Une fois les sédiments lyophilisés, l’extraction par solvant sous pression ou « accelarated solvent extraction » (ASE) a été réalisée.
2.2.2. L’ASE
La méthode de référence d’extraction des analytes d’une matrice solide est le Soxhlet qui consiste en des percolations répétées (cycles) avec un solvant plus volatil que les analytes. Ainsi le solvant non chargé en analytes va s’évaporer sous un chauffage à faible température et petit à petit la concentration en analytes augmente. Mais cette technique nécessite l’emploi d’une quantité importante de solvant (de 200 à 500 mL) et prend beaucoup de temps (48 à 72 heures). De nouvelles techniques ont alors émergé en jouant sur deux paramètres importants : la température et la pression.
L’ASE va permettre l’extraction rapide et efficace des analytes contenus dans une matrice solide (les sédiments) à l’aide de solvants organiques. Pour cela, on se place à haute température ce qui provoque une meilleure solubilisation des analytes et une meilleure diffusion dans la couche organique. Et l’on se place également à haute pression ce qui permet d’atteindre des températures hautes sans vaporisation des solvants.
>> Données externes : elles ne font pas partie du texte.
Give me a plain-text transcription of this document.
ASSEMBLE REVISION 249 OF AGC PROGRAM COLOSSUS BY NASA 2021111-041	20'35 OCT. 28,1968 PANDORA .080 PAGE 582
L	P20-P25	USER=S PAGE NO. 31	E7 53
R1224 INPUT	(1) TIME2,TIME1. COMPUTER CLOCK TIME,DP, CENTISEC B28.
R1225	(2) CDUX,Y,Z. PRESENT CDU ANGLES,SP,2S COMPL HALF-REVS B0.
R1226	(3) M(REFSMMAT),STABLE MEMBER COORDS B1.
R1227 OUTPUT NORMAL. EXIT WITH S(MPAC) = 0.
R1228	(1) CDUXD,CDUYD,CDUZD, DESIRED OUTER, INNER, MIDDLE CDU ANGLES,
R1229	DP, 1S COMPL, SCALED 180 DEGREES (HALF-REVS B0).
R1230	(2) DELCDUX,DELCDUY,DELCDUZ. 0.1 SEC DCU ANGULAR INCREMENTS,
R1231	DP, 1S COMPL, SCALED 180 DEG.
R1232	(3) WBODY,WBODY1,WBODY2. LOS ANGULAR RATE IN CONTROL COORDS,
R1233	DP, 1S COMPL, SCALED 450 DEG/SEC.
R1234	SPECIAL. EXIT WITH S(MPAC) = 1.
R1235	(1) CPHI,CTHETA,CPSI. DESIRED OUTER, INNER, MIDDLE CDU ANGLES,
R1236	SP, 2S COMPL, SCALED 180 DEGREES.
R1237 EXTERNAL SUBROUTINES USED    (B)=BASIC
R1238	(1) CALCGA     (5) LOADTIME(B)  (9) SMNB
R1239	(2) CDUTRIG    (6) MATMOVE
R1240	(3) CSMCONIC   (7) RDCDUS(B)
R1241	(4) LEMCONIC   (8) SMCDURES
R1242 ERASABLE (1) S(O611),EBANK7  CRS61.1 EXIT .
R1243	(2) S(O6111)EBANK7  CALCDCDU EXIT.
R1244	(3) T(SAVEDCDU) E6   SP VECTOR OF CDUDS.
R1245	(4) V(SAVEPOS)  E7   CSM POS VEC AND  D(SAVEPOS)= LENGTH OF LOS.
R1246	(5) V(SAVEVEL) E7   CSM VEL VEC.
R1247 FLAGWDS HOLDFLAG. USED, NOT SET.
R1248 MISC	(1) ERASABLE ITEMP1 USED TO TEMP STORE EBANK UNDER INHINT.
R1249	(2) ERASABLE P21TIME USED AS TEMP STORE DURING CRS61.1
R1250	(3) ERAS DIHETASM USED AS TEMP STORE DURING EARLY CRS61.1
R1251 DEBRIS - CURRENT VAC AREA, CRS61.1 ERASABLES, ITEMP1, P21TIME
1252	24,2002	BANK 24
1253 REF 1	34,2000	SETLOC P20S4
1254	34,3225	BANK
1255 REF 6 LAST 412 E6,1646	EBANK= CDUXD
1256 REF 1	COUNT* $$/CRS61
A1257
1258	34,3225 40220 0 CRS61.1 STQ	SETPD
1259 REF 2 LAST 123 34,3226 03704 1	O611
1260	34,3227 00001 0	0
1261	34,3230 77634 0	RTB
Le solvant est mis sous pression avec une pompe. Il va alors percoler dans la cellule d’extraction en inox placée dans un four. L’ajout de solvant se fait dans la technique utilisée en mode statique (c'est-à-dire que l’on a un même volume de solvant pendant toute la durée d’un cycle d’extraction). En fin de cycle, la cellule est purgée par balayage d’un gaz inerte (le diazote) et l’on récupère l’extrait dans un flacon (Figure 4).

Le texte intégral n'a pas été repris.